5. Learn and practice the art of self-compassion. Many people regularly hear a voice in their head critiquing or finding fault with them. You have the right to refute that voice, no matter who it echoes. A lot of people also struggle to give themselves compassion, kindness, and encouragement, yet they may easily give it to someone else. If you are one of those people, the good news is that you have neurological pathways already developed in your brain oriented toward giving kindness, encouragement, and compassion, and so, it is possible to learn how to give it to yourself. Self-compassion is one of the foundational building blocks to personal resiliency.

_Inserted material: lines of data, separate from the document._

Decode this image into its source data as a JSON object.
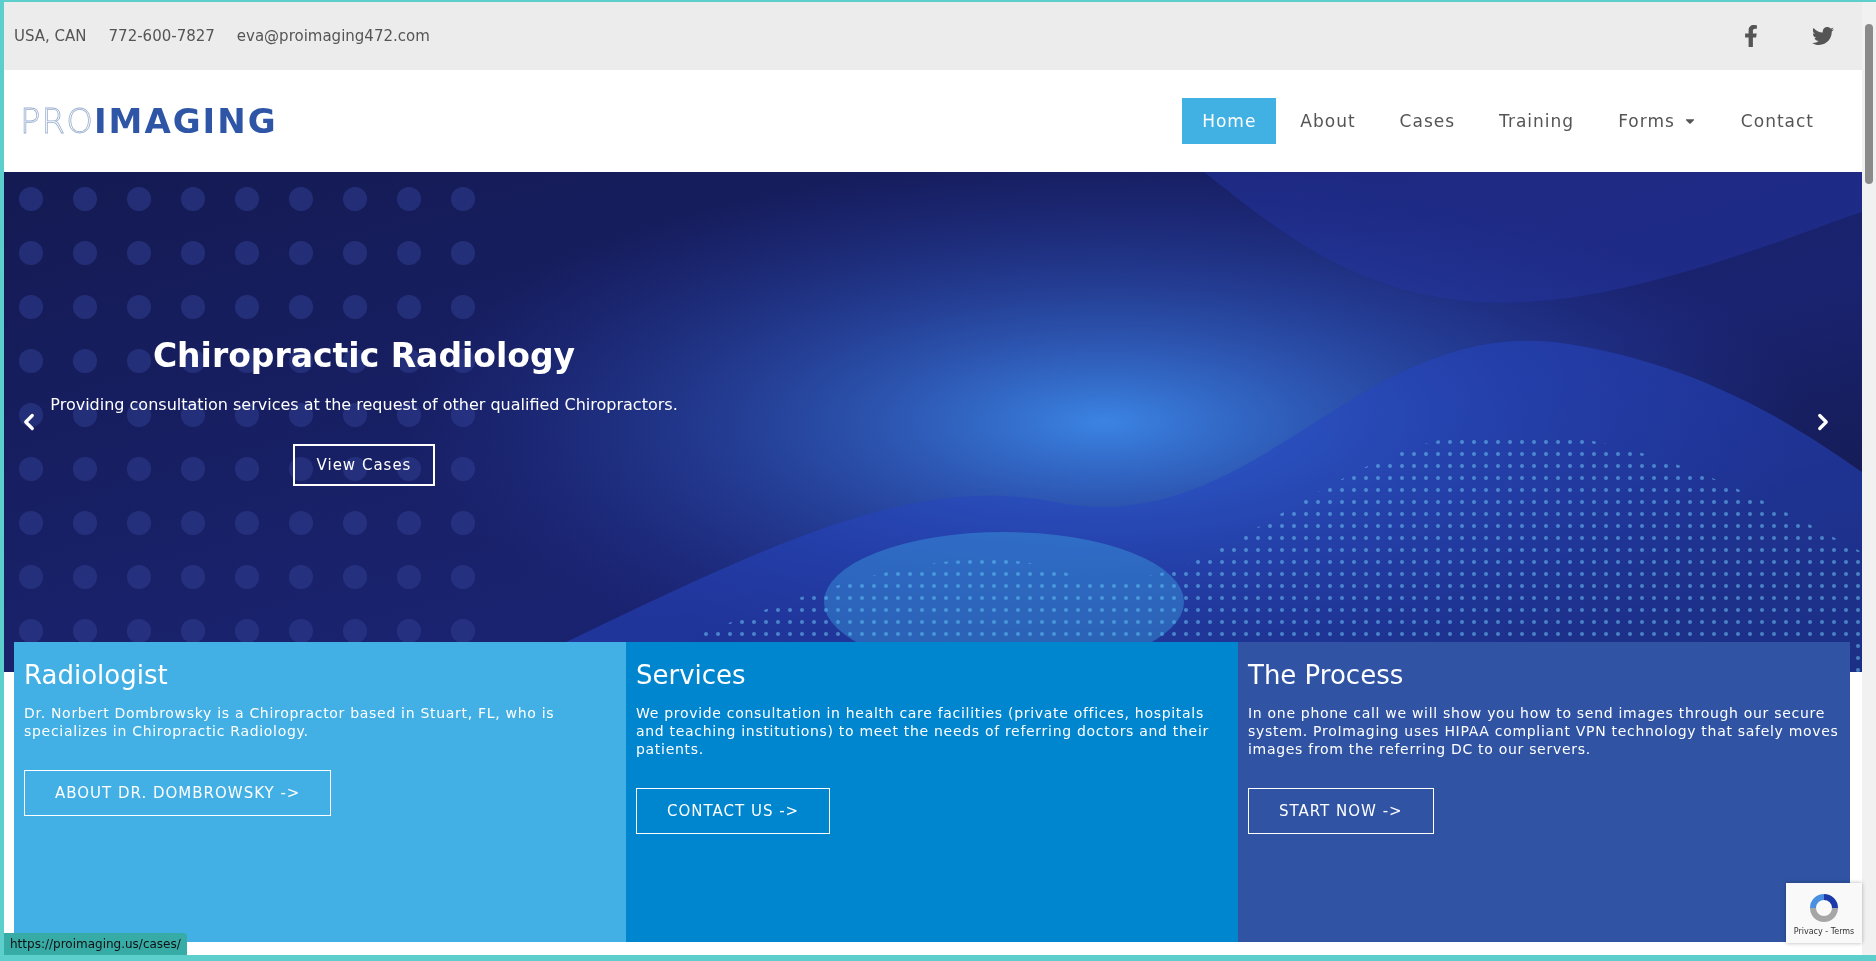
{
  "top_bar": {
    "location": "USA, CAN",
    "phone": "772-600-7827",
    "email": "eva@proimaging472.com"
  },
  "logo": {
    "light": "PRO",
    "bold": "IMAGING"
  },
  "nav": [
    {
      "label": "Home",
      "selected": true,
      "dropdown": false
    },
    {
      "label": "About",
      "selected": false,
      "dropdown": false
    },
    {
      "label": "Cases",
      "selected": false,
      "dropdown": false
    },
    {
      "label": "Training",
      "selected": false,
      "dropdown": false
    },
    {
      "label": "Forms",
      "selected": false,
      "dropdown": true
    },
    {
      "label": "Contact",
      "selected": false,
      "dropdown": false
    }
  ],
  "hero": {
    "title": "Chiropractic Radiology",
    "subtitle": "Providing consultation services at the request of other qualified Chiropractors.",
    "button": "View Cases"
  },
  "panels": [
    {
      "title": "Radiologist",
      "text": "Dr. Norbert Dombrowsky is a Chiropractor based in Stuart, FL, who is specializes in Chiropractic Radiology.",
      "button": "ABOUT DR. DOMBROWSKY ->",
      "color": "#42b0e4"
    },
    {
      "title": "Services",
      "text": "We provide consultation in health care facilities (private offices, hospitals and teaching institutions) to meet the needs of referring doctors and their patients.",
      "button": "CONTACT US ->",
      "color": "#0085cf"
    },
    {
      "title": "The Process",
      "text": "In one phone call we will show you how to send images through our secure system. ProImaging uses HIPAA compliant VPN technology that safely moves images from the referring DC to our servers.",
      "button": "START NOW ->",
      "color": "#3054a3"
    }
  ],
  "status_url": "https://proimaging.us/cases/",
  "recaptcha": {
    "links": "Privacy - Terms"
  }
}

6. Look for ways of turning a difficult situation into an adventure. Challenge yourself to learn something new. Everyday, look for beauty. At the end of the day, write in a journal what was the very best thing you saw, heard, or experienced that day. In order to activate neural pathways associated with feeling good, recall as many pleasant memories as you can, and then make a list of all the sights, sounds, smells tastes, physical sensations, and emotions you associate with each of those memories. Take this opportunity to simplify your life and clean out what no longer serves you or feeds your soul. Seek to stay in community, even if it means eating dinner with a friend via Zoom. Evaluate what you value most and give more of your attention to that. There are many creative options available, but probably the most important one is to remind yourself that, yes, the difficult circumstances and the long wait can all be an adventure, even if it is simply an adventure in learning to trust God more with your life and future.
So, as you wait, may God grant you whatever you need of a tangible nature...a job, a place to live, food, finances to pay bills, patience with your kids as they do online school, or whatever that might be. Emotionally, may you be strengthened to keep on keeping on, may you have freedom from fear, and rest/restoration when you feel overwhelmed. Spiritually, may you receive His peace when nothing around you feels peaceful, may you be able to remain grounded in His love that is in you and all around you. And may you feel a deep sense of God's presence walking with you through this, being a source of guidance, protection, comfort, and strength.